The town hall sentry stood beneath a lantern, but the square beyond its glow was almost dark. The tricolour above him rustled like a ship’s grey sail. The shuttered windows gave no hint of candlelight.

The sentry heard a movement in the shadows. He gripped his musket tighter as a muffled figure came towards the light. “Easy, Citizen,” a female voice said, with a teasing undertone that made the young man’s mouth turn dry.

“The curfew starts at twilight,” he said hoarsely. “You’d best be on your way, Miss. I mean Citizen.” He flushed.

“My business starts at nightfall too,” said Martine, simpering. “To keep our heroes happy … but I don’t suppose Miss Claire in there approves ...”

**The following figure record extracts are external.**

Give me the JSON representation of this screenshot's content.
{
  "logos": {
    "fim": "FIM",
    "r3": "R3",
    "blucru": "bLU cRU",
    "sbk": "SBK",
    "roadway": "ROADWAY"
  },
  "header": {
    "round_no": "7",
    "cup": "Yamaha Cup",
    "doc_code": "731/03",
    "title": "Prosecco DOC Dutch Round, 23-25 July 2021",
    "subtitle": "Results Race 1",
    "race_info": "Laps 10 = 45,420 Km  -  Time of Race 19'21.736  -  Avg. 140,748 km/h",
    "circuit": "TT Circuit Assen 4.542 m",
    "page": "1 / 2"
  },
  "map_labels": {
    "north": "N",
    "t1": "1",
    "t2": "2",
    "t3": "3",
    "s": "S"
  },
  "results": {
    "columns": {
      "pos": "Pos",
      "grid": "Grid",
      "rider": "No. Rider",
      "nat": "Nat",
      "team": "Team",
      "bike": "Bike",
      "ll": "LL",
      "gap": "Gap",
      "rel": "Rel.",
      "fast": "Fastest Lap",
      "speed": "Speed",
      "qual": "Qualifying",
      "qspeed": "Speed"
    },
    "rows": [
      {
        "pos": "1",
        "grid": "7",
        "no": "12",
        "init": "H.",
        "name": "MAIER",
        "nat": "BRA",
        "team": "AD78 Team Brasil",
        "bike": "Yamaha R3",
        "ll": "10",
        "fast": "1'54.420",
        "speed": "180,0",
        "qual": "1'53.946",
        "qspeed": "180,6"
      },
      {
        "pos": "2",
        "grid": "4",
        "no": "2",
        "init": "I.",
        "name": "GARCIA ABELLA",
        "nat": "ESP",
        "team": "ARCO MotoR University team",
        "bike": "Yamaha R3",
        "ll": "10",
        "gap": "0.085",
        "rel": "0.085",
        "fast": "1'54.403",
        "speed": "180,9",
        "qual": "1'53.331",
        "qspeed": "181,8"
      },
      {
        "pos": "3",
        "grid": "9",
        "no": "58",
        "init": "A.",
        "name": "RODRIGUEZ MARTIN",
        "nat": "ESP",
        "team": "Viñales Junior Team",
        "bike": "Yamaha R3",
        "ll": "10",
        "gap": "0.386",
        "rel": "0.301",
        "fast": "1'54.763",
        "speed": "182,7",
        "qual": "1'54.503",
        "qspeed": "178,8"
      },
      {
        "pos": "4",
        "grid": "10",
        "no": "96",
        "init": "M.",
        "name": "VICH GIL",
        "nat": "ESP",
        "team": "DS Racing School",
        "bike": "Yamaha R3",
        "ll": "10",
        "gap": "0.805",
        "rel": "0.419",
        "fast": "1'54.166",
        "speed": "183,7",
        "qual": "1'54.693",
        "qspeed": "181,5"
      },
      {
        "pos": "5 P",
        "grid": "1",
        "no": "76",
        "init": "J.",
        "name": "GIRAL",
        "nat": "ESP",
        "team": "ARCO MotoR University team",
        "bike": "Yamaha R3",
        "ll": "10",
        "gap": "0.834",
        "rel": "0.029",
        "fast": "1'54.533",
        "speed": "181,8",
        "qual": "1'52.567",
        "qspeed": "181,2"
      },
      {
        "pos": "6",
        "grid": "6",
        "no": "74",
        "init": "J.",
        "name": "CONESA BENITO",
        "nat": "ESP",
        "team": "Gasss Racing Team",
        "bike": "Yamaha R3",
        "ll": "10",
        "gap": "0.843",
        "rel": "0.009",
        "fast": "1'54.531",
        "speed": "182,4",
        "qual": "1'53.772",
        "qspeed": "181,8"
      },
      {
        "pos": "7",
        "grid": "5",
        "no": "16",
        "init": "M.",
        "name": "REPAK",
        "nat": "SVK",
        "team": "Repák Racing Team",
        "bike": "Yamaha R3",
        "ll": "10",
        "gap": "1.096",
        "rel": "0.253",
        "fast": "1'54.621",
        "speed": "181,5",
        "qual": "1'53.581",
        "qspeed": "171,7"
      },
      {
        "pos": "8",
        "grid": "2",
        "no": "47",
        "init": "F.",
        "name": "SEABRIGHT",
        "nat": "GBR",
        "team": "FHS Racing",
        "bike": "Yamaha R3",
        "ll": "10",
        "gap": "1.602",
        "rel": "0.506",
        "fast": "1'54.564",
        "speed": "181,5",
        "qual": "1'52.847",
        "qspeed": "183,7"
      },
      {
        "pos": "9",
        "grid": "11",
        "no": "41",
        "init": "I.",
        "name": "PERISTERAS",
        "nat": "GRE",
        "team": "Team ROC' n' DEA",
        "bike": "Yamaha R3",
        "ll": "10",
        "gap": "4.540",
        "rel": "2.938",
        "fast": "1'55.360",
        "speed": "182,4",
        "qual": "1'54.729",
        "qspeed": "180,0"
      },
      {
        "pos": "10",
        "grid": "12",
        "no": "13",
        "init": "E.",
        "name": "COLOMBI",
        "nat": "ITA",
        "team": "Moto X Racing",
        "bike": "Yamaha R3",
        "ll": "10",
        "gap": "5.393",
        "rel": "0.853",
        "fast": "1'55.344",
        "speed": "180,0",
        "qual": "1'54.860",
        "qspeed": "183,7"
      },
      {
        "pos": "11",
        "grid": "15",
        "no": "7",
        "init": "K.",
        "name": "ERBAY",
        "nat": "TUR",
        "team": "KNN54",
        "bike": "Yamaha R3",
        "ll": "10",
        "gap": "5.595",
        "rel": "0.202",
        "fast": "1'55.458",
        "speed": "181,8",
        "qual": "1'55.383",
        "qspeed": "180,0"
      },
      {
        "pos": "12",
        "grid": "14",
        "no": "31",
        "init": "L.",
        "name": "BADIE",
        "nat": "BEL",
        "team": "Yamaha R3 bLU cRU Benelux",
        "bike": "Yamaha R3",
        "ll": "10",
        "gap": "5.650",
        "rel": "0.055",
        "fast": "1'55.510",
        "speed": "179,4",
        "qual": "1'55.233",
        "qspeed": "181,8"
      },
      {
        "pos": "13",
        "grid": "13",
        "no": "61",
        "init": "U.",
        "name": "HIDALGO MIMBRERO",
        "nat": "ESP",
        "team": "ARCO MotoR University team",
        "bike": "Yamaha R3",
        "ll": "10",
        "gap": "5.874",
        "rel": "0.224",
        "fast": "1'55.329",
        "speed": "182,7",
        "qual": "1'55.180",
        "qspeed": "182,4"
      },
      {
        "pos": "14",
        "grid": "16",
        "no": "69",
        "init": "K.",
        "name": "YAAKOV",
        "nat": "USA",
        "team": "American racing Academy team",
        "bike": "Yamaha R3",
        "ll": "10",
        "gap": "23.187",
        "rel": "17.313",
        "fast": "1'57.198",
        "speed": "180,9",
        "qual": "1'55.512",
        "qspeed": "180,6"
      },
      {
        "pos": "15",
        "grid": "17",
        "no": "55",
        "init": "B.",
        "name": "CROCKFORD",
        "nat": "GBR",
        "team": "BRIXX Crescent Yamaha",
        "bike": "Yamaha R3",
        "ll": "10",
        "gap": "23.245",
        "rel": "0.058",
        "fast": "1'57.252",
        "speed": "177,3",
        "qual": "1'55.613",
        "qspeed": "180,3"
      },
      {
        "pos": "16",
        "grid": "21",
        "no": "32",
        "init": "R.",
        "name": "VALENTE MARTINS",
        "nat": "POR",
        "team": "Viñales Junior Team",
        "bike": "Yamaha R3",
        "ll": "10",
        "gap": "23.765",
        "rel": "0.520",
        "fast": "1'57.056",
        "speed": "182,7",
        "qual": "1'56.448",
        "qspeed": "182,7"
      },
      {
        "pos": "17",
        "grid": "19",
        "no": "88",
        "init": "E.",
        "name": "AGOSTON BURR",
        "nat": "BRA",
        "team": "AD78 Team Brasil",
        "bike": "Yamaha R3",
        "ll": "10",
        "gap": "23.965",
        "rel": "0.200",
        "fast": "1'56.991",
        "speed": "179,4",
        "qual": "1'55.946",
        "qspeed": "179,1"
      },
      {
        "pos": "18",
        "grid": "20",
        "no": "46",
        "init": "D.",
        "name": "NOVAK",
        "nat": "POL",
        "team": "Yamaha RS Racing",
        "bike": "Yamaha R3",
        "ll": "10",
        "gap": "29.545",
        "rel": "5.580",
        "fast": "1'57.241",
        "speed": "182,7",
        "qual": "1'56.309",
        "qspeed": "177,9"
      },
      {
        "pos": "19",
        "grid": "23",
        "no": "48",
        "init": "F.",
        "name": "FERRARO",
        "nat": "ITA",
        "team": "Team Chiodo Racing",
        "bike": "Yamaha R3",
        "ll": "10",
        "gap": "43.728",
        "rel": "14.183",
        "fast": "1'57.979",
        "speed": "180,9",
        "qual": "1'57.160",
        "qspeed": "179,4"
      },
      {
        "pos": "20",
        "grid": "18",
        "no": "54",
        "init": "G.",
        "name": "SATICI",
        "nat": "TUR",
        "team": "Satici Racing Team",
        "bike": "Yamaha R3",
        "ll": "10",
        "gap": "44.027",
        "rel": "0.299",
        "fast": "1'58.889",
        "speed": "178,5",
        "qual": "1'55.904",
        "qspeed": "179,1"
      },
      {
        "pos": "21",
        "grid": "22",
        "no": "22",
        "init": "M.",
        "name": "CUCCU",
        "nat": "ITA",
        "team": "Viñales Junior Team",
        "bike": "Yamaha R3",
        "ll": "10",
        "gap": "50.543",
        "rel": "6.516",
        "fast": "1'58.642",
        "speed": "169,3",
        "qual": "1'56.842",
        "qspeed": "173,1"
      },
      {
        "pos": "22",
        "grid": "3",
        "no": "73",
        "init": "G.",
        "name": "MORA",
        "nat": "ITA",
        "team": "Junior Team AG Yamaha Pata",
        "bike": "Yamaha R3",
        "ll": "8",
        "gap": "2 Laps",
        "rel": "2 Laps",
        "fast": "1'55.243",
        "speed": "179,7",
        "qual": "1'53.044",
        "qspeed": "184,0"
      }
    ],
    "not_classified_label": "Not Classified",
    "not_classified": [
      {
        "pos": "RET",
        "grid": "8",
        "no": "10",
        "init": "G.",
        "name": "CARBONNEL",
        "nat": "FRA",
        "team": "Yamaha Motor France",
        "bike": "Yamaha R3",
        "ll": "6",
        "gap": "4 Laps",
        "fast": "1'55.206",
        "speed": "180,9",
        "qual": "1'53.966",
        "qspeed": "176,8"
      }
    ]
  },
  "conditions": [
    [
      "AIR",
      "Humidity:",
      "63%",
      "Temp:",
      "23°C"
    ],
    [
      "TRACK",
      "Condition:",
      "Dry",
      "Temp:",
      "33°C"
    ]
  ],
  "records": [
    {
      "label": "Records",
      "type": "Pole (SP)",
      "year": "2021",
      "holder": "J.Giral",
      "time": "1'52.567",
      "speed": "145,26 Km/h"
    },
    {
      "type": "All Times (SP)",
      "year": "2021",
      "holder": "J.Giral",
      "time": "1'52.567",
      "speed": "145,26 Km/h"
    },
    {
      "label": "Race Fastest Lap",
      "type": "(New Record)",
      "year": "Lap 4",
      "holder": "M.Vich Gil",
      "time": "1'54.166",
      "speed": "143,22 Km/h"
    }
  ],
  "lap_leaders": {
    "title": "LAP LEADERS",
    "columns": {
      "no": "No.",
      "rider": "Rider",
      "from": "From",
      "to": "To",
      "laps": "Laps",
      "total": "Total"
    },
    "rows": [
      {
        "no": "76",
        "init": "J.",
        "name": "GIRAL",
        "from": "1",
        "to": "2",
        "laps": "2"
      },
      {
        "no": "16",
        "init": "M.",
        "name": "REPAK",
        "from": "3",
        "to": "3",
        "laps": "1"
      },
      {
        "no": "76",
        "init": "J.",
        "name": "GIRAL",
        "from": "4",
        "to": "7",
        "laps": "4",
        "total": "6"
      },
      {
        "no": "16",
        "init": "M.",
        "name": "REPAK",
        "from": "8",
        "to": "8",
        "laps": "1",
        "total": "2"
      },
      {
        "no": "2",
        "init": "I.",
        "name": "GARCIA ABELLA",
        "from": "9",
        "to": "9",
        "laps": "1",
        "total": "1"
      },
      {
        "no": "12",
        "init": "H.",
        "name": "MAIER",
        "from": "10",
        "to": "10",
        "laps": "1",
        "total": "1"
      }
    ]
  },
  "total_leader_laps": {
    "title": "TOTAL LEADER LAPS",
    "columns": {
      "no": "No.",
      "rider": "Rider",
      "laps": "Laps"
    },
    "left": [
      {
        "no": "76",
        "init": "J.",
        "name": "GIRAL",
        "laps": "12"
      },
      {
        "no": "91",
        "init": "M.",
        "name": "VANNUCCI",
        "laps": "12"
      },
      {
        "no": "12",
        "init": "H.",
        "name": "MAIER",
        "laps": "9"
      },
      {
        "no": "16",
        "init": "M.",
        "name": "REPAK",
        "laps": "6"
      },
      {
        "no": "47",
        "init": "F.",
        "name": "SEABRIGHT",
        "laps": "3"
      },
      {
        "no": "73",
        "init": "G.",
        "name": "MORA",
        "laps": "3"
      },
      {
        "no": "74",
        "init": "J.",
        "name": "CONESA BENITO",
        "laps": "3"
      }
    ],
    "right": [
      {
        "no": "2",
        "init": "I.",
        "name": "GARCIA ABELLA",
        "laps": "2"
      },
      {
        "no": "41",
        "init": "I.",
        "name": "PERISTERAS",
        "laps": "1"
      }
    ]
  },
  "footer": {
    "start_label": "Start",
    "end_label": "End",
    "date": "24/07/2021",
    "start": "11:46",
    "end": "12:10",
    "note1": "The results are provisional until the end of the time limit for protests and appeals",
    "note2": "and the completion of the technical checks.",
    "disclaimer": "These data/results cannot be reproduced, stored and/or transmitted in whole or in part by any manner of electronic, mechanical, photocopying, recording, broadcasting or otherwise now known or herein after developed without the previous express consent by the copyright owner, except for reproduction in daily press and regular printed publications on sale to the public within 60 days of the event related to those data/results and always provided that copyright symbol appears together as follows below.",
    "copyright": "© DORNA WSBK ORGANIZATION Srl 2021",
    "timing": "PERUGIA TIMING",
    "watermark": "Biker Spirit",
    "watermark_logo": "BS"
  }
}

The man wet his lips. “The Citizen you speak of has been called elsewhere. She left this afternoon.”

 “Did she?” purred Martine. “A busy servant of the people. A bit like me, in my own way.” She winked. “Perhaps I’ll see you later, then.”

 Leaving him aglow with lust, she moved on through the dusk and turned a corner. Nell was waiting moodily. Relaxing her grip on the pistol in her waistband, Martine gave her a mirthless smile. “The bitch has left, apparently,” she said.

 Nell nodded sombrely. Her hair was dry but still bedraggled. “My father once told me that you should never seek revenge.” After a pause, she added: “But she went off with my carbine. I really like that carbine, and I’m going to get it back.”

 Martine nodded once. Her smile became a crooked grin. She kissed Nell softly on the cheek, and the two of them withdrew into the dark.